Contrariamente a quanto comunemente si pensa, non è sufficiente conservare i documenti per soli cinque anni. Tale periodo, infatti, rappresenta solo il termine entro cui l’Amministrazione finanziaria può notificare un avviso di accertamento, come stabilito dall’articolo 43 delle disposizioni di attuazione delle imposte sui redditi e dall’articolo 57 del D.P.R. 633/1972 per l’IVA. Ad esempio, per una dichiarazione presentata nel 2022 relativa al 2021, il contribuente dovrebbe teoricamente poter buttare via i documenti a fine 2027.

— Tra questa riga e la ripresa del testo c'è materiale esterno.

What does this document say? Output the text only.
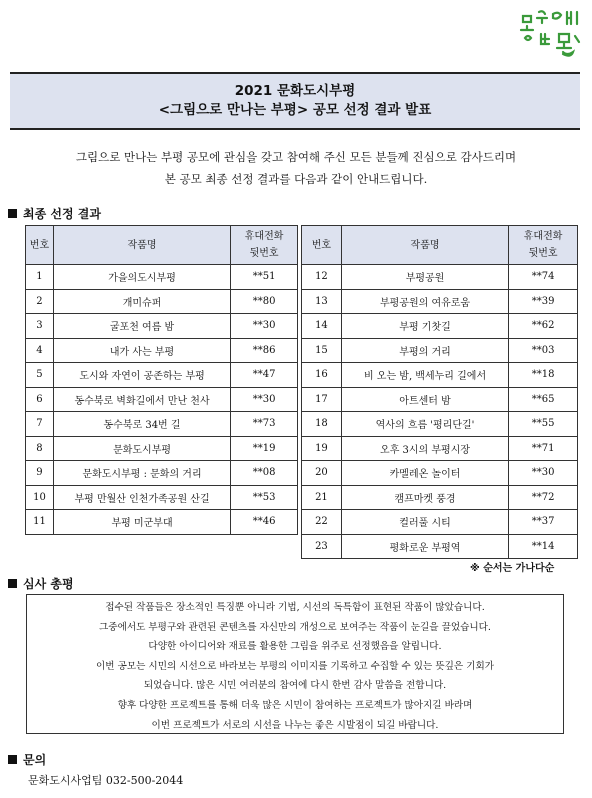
2021 문화도시부평
<그림으로 만나는 부평> 공모 선정 결과 발표
그림으로 만나는 부평 공모에 관심을 갖고 참여해 주신 모든 분들께 진심으로 감사드리며
본 공모 최종 선정 결과를 다음과 같이 안내드립니다.
최종 선정 결과
번호	작품명	휴대전화
뒷번호
1	가을의도시부평	**51
2	개미슈퍼	**80
3	굴포천 여름 밤	**30
4	내가 사는 부평	**86
5	도시와 자연이 공존하는 부평	**47
6	동수북로 벽화길에서 만난 천사	**30
7	동수북로 34번 길	**73
8	문화도시부평	**19
9	문화도시부평 : 문화의 거리	**08
10	부평 만월산 인천가족공원 산길	**53
11	부평 미군부대	**46
번호	작품명	휴대전화
뒷번호
12	부평공원	**74
13	부평공원의 여유로움	**39
14	부평 기찻길	**62
15	부평의 거리	**03
16	비 오는 밤, 백세누리 길에서	**18
17	아트센터 밤	**65
18	역사의 흐름 '평리단길'	**55
19	오후 3시의 부평시장	**71
20	카멜레온 놀이터	**30
21	캠프마켓 풍경	**72
22	컬러풀 시티	**37
23	평화로운 부평역	**14
※ 순서는 가나다순
심사 총평
접수된 작품들은 장소적인 특징뿐 아니라 기법, 시선의 독특함이 표현된 작품이 많았습니다.
그중에서도 부평구와 관련된 콘텐츠를 자신만의 개성으로 보여주는 작품이 눈길을 끌었습니다.
다양한 아이디어와 재료를 활용한 그림을 위주로 선정했음을 알립니다.
이번 공모는 시민의 시선으로 바라보는 부평의 이미지를 기록하고 수집할 수 있는 뜻깊은 기회가
되었습니다. 많은 시민 여러분의 참여에 다시 한번 감사 말씀을 전합니다.
향후 다양한 프로젝트를 통해 더욱 많은 시민이 참여하는 프로젝트가 많아지길 바라며
이번 프로젝트가 서로의 시선을 나누는 좋은 시발점이 되길 바랍니다.
문의
문화도시사업팀 032-500-2044
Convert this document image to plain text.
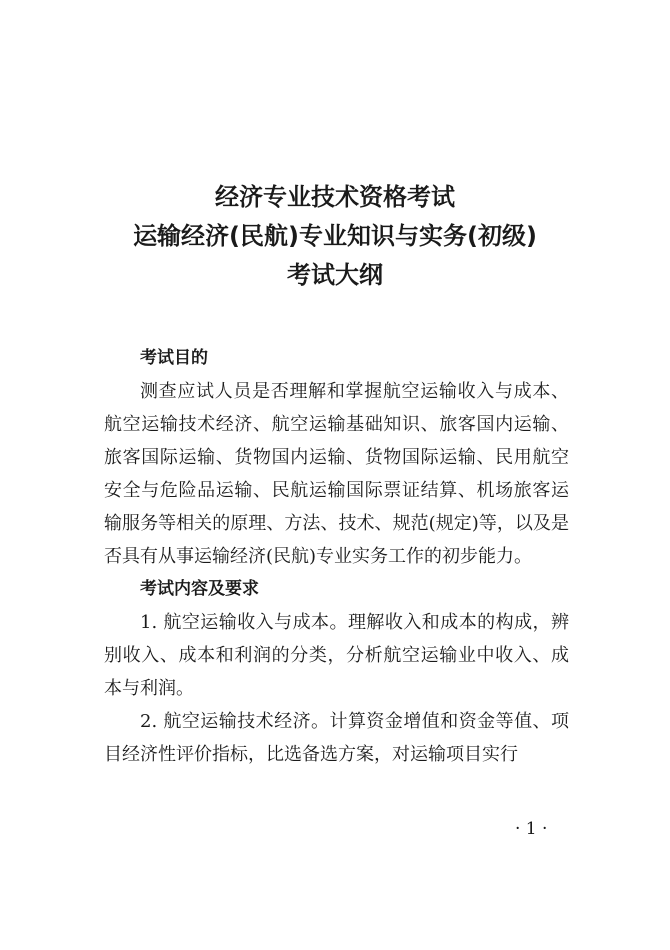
经济专业技术资格考试
运输经济(民航)专业知识与实务(初级)
考试大纲

考试目的

测查应试人员是否理解和掌握航空运输收入与成本、航空运输技术经济、航空运输基础知识、旅客国内运输、旅客国际运输、货物国内运输、货物国际运输、民用航空安全与危险品运输、民航运输国际票证结算、机场旅客运输服务等相关的原理、方法、技术、规范(规定)等，以及是否具有从事运输经济(民航)专业实务工作的初步能力。

考试内容及要求

1. 航空运输收入与成本。理解收入和成本的构成，辨别收入、成本和利润的分类，分析航空运输业中收入、成本与利润。

2. 航空运输技术经济。计算资金增值和资金等值、项目经济性评价指标，比选备选方案，对运输项目实行

· 1 ·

Tuttavia, il quadro normativo è più complesso a causa di un disallineamento tra le norme fiscali e quelle del Codice Civile. L’articolo 2220 del Codice Civile obbliga, infatti, imprese, professionisti e chiunque tenga scritture contabili, a conservare fatture, registri e altri documenti per almeno dieci anni dalla data dell’ultima registrazione. Questo implica che, anche se il Fisco non può aprire nuovi accertamenti dopo cinque anni, può comunque richiedere l’esibizione di documenti risalenti fino a dieci anni, qualora il controllo sia stato avviato entro il termine quinquennale.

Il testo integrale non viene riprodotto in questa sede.